If someone like Erigut gained that kind of authority…
Entire regions could fall apart.
Races already struggling to coexist would turn against one another again. Trade alliances would fracture. Wars could start over resources, borders, and influence.
The council was not simply political leadership.
It was one of the only things still holding the post-war world together.
And Erigut intended to infect it from within.
"He's preparing the city before the vote," Cade said quietly.
Brom nodded grimly. "Fear creates strong leaders. Or at least the illusion of them."
Silence settled across the table once more.
Around them, the tavern still moved with ordinary life. Workers drank quietly after long shifts while tired laborers exchanged conversations beneath the dim lanternlight.
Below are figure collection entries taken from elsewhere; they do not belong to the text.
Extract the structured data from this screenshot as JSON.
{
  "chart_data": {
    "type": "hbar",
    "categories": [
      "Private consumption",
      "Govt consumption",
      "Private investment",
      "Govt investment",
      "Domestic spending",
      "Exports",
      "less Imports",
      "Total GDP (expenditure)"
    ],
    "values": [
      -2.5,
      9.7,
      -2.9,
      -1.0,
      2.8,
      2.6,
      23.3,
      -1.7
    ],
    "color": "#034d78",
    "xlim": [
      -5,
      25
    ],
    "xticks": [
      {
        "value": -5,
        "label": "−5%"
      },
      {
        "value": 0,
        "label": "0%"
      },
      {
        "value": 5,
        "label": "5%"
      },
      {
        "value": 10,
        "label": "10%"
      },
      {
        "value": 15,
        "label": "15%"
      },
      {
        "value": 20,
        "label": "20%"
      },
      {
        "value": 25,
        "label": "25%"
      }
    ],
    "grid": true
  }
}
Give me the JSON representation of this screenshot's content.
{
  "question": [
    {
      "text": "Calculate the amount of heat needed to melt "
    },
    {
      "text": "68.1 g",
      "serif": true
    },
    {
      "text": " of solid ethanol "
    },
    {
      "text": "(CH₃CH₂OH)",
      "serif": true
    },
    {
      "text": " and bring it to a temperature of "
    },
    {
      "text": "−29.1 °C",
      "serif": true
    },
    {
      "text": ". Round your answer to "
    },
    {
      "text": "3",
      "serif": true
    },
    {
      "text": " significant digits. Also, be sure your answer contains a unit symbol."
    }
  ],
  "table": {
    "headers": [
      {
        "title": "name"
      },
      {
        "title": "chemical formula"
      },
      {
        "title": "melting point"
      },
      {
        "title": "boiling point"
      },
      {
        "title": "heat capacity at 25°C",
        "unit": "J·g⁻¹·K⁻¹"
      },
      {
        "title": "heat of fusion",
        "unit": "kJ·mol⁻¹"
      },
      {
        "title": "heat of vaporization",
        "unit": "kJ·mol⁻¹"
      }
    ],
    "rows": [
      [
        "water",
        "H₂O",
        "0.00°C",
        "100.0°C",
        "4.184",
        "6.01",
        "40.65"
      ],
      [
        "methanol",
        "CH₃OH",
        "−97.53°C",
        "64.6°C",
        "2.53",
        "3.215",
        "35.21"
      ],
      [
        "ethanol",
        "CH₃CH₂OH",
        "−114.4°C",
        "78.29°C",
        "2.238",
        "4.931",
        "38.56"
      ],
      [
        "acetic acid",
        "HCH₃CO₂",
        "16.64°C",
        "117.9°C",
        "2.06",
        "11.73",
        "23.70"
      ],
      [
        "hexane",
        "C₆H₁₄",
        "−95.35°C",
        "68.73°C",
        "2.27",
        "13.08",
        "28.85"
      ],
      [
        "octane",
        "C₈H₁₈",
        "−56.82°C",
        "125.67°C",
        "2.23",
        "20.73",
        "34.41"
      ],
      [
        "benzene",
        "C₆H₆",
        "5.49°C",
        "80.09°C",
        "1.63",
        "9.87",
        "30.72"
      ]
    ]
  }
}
Somewhere near the far wall, somebody laughed softly at a joke half-lost beneath the noise.
Normal people.
Living above rot they could barely see.
Finally, Lyrica looked toward Cade.
"What do we do?"
For several seconds he said nothing.
Then slowly, his eyes lifted toward the stone ceiling above them.
Toward Stonecross. Toward Stonecrown. Toward the kingdom balanced unknowingly above the darkness spreading beneath it.
And when he finally answered, his voice carried the same cold certainty she had heard the night before.
"We find proof," he said quietly.
"And then?"
Something dangerous flickered behind Cade's eyes for the first time since entering Stonereach.
"Then," he answered softly, "we stop him."